Proposed Framework for Improving CSA

This paper aims to design a framework applying data mining and predictive analytic techniques to past historical data in terms of cyber-attacks to predict future cyber threats which will help to a deeper understanding of cyber situational awareness. This Paper is an ongoing research and it will be developed in near future.

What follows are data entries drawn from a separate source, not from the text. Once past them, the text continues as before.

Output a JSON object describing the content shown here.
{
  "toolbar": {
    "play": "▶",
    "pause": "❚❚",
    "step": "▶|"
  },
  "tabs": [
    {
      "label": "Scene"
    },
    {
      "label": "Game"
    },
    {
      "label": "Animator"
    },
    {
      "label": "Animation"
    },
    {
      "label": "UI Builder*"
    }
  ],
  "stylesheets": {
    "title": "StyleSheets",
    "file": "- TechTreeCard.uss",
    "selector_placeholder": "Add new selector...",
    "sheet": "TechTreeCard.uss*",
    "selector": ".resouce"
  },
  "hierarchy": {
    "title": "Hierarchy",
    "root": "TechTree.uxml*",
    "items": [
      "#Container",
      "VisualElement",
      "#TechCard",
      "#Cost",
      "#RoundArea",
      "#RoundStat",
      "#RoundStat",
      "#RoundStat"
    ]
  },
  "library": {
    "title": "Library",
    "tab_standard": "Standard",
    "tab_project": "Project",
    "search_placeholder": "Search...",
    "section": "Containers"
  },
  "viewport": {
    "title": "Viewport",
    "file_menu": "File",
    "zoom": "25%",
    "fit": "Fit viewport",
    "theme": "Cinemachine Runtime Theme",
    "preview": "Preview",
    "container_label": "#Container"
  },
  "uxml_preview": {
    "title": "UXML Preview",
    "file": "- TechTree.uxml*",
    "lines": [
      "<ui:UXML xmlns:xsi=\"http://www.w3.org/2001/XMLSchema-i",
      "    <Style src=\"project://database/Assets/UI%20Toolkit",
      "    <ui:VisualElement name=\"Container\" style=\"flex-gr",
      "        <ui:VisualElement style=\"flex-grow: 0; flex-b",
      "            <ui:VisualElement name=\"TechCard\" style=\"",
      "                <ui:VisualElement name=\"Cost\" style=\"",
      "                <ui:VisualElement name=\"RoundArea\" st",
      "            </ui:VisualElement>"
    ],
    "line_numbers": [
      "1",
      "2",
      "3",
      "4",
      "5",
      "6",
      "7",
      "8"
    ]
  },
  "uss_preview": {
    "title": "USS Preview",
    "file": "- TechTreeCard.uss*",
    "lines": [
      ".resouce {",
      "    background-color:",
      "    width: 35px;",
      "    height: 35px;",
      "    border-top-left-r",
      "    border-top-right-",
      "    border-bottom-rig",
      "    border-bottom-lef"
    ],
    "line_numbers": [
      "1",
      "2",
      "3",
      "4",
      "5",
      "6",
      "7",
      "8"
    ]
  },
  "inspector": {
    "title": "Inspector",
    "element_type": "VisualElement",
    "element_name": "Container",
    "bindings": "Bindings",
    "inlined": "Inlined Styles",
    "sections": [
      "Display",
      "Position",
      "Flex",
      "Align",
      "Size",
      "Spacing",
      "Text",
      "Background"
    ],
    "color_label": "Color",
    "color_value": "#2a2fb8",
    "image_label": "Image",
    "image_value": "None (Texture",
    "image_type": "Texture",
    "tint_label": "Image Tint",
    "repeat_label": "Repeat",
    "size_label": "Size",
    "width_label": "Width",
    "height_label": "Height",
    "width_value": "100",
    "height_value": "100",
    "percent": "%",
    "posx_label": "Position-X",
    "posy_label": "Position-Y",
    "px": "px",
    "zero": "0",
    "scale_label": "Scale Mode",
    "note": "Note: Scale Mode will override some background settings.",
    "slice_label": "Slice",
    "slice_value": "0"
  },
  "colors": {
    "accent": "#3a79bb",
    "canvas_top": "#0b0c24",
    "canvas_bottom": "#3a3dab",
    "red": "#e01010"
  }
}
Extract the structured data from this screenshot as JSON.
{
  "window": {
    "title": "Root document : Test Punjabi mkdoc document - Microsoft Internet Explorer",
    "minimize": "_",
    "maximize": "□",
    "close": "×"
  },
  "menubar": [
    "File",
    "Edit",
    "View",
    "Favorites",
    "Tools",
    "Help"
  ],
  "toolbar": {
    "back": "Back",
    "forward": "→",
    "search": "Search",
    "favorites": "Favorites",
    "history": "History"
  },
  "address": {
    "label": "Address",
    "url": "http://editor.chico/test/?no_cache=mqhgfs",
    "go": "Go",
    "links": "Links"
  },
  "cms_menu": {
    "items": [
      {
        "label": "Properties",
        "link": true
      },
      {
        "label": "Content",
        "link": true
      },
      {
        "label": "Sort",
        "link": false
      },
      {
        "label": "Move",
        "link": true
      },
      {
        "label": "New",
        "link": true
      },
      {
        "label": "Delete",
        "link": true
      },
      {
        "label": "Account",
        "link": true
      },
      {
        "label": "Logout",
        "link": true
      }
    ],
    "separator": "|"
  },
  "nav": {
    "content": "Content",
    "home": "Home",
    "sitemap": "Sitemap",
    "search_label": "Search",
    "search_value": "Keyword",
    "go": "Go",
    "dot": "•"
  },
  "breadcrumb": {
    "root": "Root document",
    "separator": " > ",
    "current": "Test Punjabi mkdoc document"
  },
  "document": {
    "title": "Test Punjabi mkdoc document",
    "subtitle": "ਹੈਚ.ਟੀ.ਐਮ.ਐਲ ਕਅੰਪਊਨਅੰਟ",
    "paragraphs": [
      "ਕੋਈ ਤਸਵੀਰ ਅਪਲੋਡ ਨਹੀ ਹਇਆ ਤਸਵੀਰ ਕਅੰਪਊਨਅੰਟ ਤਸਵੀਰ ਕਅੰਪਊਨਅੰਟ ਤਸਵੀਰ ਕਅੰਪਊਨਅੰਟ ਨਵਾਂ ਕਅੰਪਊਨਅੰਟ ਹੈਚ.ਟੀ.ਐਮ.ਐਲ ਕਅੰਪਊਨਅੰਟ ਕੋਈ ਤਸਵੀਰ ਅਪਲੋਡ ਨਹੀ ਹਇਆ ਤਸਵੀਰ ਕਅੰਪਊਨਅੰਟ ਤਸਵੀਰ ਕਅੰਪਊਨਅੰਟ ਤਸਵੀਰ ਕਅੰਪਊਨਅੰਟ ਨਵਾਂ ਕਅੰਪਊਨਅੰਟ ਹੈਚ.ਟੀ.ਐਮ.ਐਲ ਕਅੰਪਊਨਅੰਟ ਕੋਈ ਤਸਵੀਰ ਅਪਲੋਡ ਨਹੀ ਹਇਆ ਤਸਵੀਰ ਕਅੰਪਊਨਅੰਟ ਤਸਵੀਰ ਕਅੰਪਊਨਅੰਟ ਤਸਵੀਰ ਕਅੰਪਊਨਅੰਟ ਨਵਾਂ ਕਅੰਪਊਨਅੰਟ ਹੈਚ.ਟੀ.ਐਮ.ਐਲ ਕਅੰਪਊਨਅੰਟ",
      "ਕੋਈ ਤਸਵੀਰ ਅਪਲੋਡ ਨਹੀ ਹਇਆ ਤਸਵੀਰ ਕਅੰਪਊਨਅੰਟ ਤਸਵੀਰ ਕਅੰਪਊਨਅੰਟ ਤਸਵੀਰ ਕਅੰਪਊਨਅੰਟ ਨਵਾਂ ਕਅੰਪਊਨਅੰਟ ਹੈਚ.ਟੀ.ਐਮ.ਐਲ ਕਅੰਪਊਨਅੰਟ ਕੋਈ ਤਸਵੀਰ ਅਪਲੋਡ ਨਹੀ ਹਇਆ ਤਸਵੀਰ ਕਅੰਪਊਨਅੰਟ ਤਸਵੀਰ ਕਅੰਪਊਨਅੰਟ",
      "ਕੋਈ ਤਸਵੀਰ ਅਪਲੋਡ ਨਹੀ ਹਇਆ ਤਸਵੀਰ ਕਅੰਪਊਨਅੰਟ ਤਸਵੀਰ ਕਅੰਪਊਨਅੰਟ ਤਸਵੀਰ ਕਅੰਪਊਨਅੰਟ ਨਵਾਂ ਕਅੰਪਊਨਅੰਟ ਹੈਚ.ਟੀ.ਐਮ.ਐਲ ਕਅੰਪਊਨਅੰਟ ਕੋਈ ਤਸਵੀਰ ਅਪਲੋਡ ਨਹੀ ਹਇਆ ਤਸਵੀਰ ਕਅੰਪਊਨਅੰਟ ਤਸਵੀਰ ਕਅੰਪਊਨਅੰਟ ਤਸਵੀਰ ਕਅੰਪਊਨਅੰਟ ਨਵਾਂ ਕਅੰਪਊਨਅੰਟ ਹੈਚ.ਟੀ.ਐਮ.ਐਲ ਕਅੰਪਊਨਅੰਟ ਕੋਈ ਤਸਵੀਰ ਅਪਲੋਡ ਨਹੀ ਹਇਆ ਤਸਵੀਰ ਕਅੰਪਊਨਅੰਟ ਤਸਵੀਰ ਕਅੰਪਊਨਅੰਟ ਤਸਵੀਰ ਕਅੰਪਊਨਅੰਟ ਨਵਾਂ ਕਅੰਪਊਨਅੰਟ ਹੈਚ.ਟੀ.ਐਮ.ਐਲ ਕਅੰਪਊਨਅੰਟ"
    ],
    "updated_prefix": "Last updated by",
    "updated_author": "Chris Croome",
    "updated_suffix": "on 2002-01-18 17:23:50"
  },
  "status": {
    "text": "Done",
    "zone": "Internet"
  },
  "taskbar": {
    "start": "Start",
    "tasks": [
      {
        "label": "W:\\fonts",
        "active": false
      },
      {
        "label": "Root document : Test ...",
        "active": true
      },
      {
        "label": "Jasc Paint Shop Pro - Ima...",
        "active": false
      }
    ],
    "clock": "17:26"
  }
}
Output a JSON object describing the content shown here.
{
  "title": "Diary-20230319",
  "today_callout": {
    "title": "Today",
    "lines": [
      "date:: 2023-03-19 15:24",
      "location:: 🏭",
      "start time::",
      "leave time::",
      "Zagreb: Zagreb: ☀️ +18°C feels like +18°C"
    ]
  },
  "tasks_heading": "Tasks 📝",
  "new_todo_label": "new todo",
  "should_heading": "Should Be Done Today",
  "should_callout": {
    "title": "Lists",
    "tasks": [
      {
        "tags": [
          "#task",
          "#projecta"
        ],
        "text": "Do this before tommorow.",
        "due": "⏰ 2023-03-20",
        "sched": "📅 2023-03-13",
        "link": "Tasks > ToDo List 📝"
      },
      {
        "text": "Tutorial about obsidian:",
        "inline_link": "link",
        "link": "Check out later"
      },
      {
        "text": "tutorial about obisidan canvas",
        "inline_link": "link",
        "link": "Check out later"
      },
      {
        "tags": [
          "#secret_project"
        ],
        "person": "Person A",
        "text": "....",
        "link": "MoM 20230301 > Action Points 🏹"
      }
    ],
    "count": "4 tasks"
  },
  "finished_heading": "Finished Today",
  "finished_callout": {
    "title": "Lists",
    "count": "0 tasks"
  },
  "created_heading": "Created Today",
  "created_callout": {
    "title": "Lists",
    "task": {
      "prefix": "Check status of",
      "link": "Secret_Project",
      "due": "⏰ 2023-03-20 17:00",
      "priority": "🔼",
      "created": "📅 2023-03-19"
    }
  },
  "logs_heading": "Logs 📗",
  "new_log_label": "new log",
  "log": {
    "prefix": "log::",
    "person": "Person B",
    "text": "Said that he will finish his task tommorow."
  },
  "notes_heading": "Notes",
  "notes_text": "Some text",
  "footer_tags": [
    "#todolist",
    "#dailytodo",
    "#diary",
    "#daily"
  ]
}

The proposed framework includes following steps as it is showed in Fig. 6:

Fig. 6.
figure 6

(Proposed framework)

  1. 1.

    Data collection: as it mentioned this research paper will focus on cyber-attack historical data and the data will be collected from Open Source Intelligent (OSINT). Therefore it has been decided to use sources such as news and websites and any other sources which is publicly accessible and also their information does not raise any ethical issues.

  2. 2.

    Data type and attributes: the collected data initially will be nominal and categorical, however, based on requirements and type analysis they can be transformed into nominal and other formats. Data will include attributes such as type of attack, attacker, type of target, cyber motivation and so on.

  3. 3.

    Data pre-processing: sometimes because of operational errors and implementation of system, obtained data from real world has some errors, contradictions, incompatibility and missing values. This stage is based on Al-Janabi (2011) method which consists of following tasks to make the data ready for analysis purposes; dealing with missing values, removing noises, fixing incompatibilities and removing outliers.

  4. 4.

    Data mining techniques: Based on literature review, in order to find patterns among the data, data mining techniques will be applied. According to Ahn et al. (2014) using classification techniques can help cyber experts to find current patterns and based on findings try to predict the future patterns. Naïve Bayes and decision tree algorithms are two suitable techniques can extract valuable information from uncertain knowledge. (Bhardwaj and Pal 2011)

  5. 5.

    Expected result: after applying data mining techniques, the suitable result will be obtained including patterns relationships between different attributes and features of past cyber-attacks.

  6. 6.

    Interpretation of result: This stage is a crucial stage, Schreiber and Koch (2012) report that making the result meaningful to managers and decision makers is the most significant stage of CSA improvement. For instance it should be determined which attributes or elements have more effect and cyber-attacks or which factors are weakest or strongest in the CSA.

Conclusion

Cyber Situational Awareness helps cyber defenders to adopt operative solutions dealing with cyber-attacks. This paper aims to review current frameworks improving CSA and propose an effective method to help cyber experts to understand their cyber situation deeply and combat cyber-attacks through implementation of security policies and countermeasures. The proposed framework is an ongoing and developing research which is based on data mining and predictive analytic techniques and it intends to highlight current issues in cyber firms through analysis of past cyber-attacks and predict future trends. This research will contribute to cyber managers to identify which attack methods are more favorable and help them to prioritize cyber security demands based on current and predicted future trends.